Après qu’ils eurent mangé, la pause déjeuner était presque terminée. Lorsque Xie Yu et He Zhao retournèrent dans la salle de classe, ils entrèrent en collision avec Wan Da, qui sortait justement.

« Yu-ge, tu es enfin là ? Je n’aurais vraiment pas dû acheter de bière. J’ai failli ne pas me lever ce matin, mon colocataire a dû me virer du lit… »
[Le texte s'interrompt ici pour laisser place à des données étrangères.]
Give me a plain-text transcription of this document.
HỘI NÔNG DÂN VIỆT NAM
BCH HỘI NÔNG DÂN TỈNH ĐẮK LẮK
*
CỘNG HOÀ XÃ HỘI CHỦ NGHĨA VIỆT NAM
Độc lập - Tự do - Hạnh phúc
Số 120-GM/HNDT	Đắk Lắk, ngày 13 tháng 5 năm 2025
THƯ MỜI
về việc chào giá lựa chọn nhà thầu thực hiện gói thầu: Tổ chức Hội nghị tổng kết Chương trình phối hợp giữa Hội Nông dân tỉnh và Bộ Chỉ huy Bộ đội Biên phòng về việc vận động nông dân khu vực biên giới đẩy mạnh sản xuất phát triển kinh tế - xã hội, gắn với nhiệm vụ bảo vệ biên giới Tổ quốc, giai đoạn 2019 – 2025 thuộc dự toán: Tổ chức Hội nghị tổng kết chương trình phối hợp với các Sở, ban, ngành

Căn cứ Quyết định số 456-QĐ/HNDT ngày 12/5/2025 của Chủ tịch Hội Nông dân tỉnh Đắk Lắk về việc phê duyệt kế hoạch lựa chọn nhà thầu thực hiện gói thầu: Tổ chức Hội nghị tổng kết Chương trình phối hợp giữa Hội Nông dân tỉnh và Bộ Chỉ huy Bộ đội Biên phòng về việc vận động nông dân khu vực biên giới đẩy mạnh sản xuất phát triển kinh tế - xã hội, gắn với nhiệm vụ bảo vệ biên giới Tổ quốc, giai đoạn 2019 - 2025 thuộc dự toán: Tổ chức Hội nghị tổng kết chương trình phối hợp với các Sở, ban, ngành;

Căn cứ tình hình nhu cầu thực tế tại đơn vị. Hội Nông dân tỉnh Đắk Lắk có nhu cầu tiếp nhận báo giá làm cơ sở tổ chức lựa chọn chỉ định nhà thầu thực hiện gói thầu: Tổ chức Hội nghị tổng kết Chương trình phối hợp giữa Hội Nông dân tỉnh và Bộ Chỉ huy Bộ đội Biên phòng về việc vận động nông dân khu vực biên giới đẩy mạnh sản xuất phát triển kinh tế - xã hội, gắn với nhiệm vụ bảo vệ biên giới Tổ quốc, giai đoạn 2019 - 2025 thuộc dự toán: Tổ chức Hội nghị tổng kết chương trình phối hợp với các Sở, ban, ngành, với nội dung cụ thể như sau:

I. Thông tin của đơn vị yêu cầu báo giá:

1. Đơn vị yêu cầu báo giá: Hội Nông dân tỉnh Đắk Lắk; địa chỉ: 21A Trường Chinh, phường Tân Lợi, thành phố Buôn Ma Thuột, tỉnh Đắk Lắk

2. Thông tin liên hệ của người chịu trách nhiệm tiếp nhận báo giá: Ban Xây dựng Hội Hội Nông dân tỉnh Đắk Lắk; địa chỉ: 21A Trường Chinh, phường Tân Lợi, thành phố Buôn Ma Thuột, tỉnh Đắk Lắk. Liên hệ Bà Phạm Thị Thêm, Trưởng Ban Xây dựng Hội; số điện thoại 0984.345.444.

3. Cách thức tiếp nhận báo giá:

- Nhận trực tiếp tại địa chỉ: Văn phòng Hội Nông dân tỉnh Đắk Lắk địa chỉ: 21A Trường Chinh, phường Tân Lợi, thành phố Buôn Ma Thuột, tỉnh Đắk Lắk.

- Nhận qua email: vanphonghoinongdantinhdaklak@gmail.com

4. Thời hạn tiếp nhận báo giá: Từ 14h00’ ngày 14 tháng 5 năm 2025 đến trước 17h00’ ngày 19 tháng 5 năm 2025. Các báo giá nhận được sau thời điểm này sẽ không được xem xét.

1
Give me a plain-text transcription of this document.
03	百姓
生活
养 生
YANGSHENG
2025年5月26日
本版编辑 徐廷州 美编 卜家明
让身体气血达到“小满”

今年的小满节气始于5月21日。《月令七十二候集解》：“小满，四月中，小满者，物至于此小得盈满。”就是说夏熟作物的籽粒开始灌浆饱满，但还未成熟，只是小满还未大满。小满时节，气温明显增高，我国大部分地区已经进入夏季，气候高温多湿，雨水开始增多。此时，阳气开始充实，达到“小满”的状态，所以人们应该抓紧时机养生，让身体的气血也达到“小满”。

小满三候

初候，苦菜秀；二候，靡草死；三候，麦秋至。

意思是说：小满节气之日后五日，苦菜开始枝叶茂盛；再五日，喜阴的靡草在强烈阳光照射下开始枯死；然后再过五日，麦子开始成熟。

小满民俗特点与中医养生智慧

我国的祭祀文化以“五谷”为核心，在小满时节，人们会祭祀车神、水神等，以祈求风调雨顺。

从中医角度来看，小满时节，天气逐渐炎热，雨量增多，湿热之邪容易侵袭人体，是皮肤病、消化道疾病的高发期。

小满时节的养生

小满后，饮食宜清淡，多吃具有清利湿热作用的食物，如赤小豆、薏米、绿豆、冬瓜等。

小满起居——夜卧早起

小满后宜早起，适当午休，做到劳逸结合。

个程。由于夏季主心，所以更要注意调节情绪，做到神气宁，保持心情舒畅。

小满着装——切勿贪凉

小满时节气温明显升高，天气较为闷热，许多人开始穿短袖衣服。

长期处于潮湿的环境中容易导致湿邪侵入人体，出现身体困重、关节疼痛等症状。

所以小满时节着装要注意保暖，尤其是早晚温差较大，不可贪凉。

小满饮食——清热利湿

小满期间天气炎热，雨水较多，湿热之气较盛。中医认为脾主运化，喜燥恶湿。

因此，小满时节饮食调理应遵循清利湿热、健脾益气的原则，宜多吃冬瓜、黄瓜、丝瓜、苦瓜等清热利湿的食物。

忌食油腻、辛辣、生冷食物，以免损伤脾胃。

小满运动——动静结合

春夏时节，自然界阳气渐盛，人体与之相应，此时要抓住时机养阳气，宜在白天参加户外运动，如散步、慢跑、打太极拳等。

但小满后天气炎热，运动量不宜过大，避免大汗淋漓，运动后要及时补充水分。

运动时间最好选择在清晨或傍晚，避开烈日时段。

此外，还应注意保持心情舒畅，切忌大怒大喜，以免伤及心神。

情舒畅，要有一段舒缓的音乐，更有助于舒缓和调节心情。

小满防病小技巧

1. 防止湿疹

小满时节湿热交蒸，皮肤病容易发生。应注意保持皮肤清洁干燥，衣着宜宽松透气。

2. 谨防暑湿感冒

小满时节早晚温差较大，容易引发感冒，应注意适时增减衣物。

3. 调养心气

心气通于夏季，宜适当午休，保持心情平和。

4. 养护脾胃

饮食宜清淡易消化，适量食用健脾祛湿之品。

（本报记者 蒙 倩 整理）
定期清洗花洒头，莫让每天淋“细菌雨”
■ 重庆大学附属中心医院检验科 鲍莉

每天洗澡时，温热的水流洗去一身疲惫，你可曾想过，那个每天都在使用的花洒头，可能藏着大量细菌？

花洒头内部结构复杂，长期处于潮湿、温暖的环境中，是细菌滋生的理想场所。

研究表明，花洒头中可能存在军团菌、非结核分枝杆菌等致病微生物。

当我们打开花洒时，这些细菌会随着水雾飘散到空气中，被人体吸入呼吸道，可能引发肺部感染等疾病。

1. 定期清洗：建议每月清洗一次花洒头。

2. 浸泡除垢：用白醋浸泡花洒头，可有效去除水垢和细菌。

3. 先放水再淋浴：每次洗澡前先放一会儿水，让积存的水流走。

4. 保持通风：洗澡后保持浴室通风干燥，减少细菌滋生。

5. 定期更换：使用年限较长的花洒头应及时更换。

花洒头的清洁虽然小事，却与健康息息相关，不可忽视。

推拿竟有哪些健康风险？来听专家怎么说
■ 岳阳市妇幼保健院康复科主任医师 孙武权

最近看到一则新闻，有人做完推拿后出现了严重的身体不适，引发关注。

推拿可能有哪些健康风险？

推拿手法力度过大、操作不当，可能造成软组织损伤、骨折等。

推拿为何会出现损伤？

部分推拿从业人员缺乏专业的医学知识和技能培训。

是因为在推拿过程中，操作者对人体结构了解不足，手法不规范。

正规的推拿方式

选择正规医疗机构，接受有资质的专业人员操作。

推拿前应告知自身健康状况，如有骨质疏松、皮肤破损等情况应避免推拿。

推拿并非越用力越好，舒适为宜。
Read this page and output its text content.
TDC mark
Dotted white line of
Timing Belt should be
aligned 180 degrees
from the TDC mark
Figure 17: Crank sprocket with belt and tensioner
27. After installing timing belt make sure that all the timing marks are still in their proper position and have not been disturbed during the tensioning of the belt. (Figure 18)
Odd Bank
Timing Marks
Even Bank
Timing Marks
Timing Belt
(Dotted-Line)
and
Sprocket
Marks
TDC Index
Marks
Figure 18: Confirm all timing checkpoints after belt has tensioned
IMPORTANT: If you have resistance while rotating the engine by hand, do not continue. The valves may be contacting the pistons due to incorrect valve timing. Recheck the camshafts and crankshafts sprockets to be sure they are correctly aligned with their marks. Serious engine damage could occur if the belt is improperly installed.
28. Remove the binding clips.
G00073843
Wan Da sentit soudain que quelque chose clochait. Il regarda de plus près et aperçut le cou de Xie Yu. Près du col de sa chemise, une marque rouge se distinguait nettement.

Xie Yu était pâle et, de près, Wan Da distinguait les fines veines bleutées sous sa peau. La marque rouge sautait aux yeux.

« Bon… »

Wan Da resta figé jusqu’à ce que Xie Yu l’eût dépassé. Puis il se frappa le front. « Au fait, le vieux Tang est passé tout à l’heure. Il a dit que tu devais aller le voir dans son bureau. »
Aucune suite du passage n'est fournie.